The tax-exempt market continued to post gains Friday morning as traders said activity was strong.
"It's been pretty strong now for five days and it's not slowing down at all," a Chicago trader said. "It's stronger with good activity."
He added that it's not a blowout rally, but the market is two to three basis points stronger. "Everything is going in our favor."
Municipal bond market scales finished flat across the curve Thursday after posting gains throughout the week.
Yields on the Municipal Market Data triple-A GO scale ended steady. The 10-year yield and the 30-year yield finished flat at 1.81% and 2.91%, respectively, for the second session. The two-year closed at 0.31% for the eighth straight session.
Yields on the Municipal Market Advisors 5% coupon triple-A benchmark scale also closed steady. The 10-year and the 30-year yield ended the day flat at 1.83% and 2.99%, respectively. The two-year was steady at 0.33% for the third session.
Treasuries were stronger Friday morning. The benchmark 10-year yield and the 30-year yield dropped two basis points each to 1.87% and 3.07%, respectively. The two-year was steady at 0.25%.

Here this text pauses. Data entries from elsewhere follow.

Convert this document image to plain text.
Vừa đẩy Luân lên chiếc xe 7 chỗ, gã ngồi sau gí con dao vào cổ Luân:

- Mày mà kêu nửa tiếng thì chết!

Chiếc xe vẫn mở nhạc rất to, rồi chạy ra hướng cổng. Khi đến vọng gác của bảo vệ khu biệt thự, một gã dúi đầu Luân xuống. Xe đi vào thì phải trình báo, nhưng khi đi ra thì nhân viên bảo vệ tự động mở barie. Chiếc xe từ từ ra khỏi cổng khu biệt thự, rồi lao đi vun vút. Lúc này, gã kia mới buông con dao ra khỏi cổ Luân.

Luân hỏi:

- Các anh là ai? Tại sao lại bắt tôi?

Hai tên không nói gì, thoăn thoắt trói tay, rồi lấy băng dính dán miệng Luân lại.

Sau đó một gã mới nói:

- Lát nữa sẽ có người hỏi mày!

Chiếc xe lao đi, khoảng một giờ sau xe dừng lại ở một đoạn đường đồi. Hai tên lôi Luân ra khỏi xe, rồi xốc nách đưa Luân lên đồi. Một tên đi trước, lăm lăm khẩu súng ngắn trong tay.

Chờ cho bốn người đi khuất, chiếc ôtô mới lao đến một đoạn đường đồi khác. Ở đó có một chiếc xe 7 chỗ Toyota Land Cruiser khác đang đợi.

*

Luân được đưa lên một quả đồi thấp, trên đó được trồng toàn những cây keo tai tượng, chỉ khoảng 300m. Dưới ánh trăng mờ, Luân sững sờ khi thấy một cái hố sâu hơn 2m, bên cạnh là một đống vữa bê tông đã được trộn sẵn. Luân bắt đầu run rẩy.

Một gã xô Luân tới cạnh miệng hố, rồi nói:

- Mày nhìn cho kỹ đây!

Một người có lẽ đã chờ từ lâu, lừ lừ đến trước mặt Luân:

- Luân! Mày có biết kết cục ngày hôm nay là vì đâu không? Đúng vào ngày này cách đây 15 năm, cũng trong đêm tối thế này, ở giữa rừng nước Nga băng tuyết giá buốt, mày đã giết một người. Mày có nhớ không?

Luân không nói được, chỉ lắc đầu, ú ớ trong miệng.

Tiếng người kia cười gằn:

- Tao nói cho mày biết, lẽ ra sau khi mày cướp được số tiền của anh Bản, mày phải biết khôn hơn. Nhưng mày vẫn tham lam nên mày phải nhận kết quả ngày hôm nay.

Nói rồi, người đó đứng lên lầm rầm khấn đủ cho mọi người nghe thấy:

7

In economic news, personal income fell $505.5 billion, or 3.6%, in January while personal spending climbed $18.2 billion, or 0.2%. Personal income fell more than the 2.1% expected by economists but spending came in as expected.
"The month-to-month income changes are unrelated to underlying economic trends and represent perfectly rational behavior on the part of private-sector economic agents to time income realizations to beat the expected tax hikes related to the fiscal cliff," wrote economists at RDQ Economics. "In addition, when it comes to real disposable income, the income and payroll tax hikes on January 1 raised the average tax rate on households to the highest since December 2008."
They continued, "The good news is that despite this volatility, private wage and salary income is up 3.4% on a year-over-year basis despite lower than usual bonus payments in January since some of these payments were accelerated into December. It will take a couple of months for changes in income and the level of the savings rate to become clear of these distortions."